FDA (Food and Drug Administration) Recommendations:
Pet food and treats, like many other types of food, can be contaminated with harmful bacteria that cause foodborne illnesses, such as salmonellosis and listeriosis. Although the FDA continues our effort to reduce contamination of pet food, pet owners should be mindful of the potential risks. You can lower your risk of getting a foodborne illness from contaminated pet food and treats by following these simple and safe handling instructions:
Tips for Buying Pet Food:
• Buy pet food products (cans, pouches, or bags) that are in good condition. Check the packaging for visible signs of damage, such as dents, tears, and discolorations.
Tips for Preparing Pet Food
• Begin and end with clean hands. Both before and after handling pet food and treats, wash your hands for at least 20 seconds with soap and hot water.
• Wash pet food bowls and scooping utensils with soap and hot water after each use.

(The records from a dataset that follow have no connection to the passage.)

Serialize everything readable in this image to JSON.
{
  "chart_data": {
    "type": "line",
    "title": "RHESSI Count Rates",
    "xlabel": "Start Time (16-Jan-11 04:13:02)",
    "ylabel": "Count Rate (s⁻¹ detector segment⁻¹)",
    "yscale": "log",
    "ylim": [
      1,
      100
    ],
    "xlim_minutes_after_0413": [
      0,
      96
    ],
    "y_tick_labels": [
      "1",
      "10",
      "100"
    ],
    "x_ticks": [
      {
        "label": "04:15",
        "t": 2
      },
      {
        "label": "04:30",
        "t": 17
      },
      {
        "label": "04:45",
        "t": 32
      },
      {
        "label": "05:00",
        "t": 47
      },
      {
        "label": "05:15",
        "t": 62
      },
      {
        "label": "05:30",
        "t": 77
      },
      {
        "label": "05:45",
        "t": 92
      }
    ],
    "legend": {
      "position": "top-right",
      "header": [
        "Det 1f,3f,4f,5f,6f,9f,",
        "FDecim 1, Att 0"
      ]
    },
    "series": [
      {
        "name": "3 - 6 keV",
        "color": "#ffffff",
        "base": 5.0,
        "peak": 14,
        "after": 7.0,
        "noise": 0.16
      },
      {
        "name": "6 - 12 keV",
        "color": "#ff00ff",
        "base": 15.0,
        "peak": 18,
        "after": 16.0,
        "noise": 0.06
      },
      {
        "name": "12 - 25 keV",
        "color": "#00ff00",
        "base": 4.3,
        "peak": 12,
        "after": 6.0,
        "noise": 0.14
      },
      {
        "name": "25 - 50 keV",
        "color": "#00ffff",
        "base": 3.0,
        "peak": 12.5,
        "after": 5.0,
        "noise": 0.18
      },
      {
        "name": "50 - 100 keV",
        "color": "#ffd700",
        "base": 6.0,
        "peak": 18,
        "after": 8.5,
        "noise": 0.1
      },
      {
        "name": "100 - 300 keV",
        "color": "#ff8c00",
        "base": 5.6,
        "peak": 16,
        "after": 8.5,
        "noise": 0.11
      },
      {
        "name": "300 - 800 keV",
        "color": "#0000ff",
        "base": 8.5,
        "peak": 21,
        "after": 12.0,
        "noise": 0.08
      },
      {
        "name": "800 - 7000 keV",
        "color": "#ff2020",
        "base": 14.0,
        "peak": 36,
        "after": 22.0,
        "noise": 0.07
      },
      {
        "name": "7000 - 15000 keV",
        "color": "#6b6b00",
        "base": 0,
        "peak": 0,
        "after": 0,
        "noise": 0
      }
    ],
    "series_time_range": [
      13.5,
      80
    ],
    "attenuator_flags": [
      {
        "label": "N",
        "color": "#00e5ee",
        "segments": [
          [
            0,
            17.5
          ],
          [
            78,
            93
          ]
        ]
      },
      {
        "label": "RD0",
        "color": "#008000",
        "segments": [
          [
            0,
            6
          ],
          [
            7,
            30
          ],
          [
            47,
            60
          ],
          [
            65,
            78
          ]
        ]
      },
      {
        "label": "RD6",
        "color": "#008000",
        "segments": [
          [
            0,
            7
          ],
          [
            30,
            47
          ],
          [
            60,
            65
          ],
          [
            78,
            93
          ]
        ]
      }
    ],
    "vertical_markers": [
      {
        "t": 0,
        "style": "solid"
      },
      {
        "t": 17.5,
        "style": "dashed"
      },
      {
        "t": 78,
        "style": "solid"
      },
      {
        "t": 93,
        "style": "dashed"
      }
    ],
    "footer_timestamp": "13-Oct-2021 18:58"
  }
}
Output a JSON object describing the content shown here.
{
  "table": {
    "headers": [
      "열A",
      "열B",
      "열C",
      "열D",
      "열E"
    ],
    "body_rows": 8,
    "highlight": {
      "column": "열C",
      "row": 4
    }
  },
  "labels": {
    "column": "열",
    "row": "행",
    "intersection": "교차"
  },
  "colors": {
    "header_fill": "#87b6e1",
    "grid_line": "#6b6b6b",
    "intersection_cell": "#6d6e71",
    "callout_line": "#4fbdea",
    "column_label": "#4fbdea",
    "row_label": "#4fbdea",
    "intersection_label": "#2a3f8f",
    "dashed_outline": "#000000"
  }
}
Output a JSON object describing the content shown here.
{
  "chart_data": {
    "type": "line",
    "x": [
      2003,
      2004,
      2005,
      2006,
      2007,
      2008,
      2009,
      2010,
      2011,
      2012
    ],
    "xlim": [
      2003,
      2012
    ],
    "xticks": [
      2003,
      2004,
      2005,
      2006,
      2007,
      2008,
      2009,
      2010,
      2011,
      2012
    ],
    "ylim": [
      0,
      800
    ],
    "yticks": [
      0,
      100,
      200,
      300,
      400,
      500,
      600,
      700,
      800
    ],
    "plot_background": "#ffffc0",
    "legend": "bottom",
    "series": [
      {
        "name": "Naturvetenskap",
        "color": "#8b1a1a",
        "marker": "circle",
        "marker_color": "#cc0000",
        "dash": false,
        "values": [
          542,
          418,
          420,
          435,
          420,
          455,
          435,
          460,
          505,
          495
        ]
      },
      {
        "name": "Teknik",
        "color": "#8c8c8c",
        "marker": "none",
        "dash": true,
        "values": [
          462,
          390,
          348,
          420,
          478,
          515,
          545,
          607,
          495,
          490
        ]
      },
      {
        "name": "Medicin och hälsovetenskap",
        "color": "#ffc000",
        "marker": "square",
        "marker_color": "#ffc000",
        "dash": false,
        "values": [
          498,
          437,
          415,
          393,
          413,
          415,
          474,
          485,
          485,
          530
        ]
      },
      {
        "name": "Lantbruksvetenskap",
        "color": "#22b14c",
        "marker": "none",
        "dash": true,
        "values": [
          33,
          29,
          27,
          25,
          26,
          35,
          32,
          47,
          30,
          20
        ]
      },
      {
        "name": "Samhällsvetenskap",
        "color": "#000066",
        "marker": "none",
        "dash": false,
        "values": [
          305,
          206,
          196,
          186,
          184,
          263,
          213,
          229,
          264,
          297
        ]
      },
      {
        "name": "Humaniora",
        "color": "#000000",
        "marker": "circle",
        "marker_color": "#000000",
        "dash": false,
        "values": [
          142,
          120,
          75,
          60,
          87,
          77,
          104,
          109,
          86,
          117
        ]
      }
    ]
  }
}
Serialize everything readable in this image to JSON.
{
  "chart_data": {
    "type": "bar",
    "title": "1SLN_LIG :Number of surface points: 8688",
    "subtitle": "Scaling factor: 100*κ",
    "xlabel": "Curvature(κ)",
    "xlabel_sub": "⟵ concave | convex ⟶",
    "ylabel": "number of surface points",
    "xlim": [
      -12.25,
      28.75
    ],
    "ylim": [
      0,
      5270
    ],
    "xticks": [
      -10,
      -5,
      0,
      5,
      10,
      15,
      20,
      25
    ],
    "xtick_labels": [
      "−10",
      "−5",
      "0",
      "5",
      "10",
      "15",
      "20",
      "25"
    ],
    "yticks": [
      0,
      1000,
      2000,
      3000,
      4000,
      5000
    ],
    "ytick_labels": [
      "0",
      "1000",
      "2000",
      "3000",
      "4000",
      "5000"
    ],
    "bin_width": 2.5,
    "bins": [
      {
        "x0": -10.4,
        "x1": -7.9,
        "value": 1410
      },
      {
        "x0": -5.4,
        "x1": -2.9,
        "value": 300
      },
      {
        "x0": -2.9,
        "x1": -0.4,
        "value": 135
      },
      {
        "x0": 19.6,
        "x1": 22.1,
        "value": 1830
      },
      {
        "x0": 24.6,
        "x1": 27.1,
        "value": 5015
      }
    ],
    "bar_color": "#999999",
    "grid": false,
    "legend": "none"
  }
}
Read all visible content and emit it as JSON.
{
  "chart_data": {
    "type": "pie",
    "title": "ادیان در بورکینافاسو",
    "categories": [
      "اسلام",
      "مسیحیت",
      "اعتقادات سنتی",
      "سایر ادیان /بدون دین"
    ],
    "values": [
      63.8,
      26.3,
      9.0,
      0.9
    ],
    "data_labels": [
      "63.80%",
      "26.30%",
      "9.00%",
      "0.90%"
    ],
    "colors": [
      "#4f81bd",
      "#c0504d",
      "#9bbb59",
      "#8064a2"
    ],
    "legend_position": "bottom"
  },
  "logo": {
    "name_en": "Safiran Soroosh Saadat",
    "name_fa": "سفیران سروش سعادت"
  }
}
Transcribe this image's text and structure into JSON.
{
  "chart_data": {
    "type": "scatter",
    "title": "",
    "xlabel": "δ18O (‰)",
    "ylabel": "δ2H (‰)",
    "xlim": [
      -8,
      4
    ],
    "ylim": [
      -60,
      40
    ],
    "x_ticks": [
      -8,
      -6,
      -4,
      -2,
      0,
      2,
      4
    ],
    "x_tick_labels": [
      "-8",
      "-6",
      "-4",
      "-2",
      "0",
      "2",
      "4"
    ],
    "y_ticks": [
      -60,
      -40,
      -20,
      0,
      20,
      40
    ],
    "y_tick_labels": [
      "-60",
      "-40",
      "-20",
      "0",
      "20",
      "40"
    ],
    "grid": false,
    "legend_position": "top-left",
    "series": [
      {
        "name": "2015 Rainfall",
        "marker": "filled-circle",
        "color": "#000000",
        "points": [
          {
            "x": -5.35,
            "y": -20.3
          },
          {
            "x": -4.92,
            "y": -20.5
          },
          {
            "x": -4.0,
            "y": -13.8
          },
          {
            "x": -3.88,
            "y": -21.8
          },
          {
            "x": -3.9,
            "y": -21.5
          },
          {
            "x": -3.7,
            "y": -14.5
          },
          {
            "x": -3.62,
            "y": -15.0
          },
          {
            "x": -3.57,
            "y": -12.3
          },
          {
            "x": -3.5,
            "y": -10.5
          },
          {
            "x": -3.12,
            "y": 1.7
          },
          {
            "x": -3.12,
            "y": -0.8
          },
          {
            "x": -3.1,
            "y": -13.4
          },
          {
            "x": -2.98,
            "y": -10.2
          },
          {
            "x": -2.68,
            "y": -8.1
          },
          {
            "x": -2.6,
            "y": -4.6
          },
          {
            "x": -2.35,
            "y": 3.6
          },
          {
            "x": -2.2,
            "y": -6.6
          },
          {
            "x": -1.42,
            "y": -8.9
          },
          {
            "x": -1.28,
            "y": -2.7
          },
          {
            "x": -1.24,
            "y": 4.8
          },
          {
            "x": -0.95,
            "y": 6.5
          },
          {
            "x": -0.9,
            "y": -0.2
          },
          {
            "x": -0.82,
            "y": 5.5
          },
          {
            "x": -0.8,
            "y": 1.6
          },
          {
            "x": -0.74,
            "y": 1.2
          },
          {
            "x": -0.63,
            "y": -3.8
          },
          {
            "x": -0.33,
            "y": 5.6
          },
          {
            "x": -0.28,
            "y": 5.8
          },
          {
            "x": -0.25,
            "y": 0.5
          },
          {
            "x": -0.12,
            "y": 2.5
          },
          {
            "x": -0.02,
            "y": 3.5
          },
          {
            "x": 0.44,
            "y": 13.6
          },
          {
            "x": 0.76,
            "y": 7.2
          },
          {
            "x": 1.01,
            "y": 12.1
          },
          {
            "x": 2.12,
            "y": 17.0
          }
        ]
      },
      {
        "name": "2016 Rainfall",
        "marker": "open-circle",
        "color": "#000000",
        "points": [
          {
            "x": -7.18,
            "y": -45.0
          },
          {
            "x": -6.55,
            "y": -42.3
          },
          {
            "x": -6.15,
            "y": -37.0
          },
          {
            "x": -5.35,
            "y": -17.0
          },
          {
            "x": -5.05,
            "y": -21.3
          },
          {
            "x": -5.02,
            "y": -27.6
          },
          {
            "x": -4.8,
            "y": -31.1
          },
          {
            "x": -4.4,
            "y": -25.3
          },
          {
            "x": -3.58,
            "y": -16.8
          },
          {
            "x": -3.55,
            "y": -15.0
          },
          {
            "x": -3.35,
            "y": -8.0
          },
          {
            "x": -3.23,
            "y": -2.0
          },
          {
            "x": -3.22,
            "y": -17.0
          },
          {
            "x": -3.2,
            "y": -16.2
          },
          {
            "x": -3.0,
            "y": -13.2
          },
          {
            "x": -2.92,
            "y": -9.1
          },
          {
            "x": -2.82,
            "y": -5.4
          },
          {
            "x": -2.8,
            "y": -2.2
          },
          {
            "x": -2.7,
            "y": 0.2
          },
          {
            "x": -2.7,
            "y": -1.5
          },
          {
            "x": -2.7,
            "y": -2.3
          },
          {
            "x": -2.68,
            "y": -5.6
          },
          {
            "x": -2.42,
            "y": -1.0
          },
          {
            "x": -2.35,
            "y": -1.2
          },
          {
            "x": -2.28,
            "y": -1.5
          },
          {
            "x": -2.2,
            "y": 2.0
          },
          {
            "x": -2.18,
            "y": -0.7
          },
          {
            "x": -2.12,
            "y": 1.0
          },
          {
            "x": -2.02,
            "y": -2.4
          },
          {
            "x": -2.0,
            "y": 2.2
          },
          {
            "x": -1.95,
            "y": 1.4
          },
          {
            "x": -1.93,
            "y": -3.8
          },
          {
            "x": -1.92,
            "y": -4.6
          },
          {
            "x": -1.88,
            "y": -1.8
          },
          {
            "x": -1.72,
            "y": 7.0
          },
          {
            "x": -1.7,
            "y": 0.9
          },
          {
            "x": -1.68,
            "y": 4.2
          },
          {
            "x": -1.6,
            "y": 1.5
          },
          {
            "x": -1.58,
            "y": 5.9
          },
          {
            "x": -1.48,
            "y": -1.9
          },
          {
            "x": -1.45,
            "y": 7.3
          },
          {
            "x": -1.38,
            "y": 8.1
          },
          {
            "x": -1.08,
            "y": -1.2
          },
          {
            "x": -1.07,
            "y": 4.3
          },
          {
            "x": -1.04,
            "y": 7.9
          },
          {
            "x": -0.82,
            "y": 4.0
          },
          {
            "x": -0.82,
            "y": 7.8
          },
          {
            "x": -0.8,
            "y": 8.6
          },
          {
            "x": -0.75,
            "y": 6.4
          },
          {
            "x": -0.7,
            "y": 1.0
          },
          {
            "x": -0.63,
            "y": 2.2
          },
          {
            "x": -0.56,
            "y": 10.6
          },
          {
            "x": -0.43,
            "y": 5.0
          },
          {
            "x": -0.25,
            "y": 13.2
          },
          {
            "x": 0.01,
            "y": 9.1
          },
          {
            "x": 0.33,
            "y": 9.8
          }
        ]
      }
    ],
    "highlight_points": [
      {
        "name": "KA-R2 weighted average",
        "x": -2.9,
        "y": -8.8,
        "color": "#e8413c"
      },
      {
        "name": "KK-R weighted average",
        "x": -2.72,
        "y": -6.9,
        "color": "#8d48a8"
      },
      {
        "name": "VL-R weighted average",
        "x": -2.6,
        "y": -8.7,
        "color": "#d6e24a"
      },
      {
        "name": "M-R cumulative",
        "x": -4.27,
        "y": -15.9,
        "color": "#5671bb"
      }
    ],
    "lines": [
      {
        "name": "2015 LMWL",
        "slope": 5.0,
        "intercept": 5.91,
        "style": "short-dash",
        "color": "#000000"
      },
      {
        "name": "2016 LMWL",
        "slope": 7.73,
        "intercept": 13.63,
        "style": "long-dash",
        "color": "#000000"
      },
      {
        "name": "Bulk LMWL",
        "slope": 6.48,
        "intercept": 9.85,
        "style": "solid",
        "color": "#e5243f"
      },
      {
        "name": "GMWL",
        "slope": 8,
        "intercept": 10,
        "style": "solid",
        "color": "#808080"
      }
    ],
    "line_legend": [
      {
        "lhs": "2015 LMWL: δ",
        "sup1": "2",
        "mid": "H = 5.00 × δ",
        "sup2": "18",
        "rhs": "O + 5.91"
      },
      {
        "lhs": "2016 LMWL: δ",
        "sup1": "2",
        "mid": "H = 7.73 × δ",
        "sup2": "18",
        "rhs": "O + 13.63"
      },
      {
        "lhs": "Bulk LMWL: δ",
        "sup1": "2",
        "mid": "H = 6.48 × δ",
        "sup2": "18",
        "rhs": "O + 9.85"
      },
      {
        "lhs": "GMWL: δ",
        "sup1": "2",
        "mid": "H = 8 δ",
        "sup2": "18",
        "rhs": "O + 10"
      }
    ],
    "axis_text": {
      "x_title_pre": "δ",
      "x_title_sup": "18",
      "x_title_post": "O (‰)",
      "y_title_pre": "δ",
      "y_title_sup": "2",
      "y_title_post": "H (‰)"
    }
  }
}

• Do not use your pet’s food bowl as a scooping utensil. Use a clean scoop, spoon, or cup instead. Use the scooping utensil only for scooping pet food.
• Throw out old or spoiled pet food in a safe way, for example, by placing it in a securely tied plastic bag in a covered trash can.
Tips for Storing Pet Food:
• Promptly refrigerate or throw out unused or leftover canned and pouched pet food. Tightly cover refrigerated pet food. Set your refrigerator to 40 F or below.
• Store dry pet food in a cool and dry place. The temperature should be less than 80 F. Excess heat or moisture can cause the nutrients to break down.
• Store dry pet food in its original bag and keep the top of the bag tightly folded down.
• Keep pet food in a secure location to prevent your pet from eating an entire supply at once.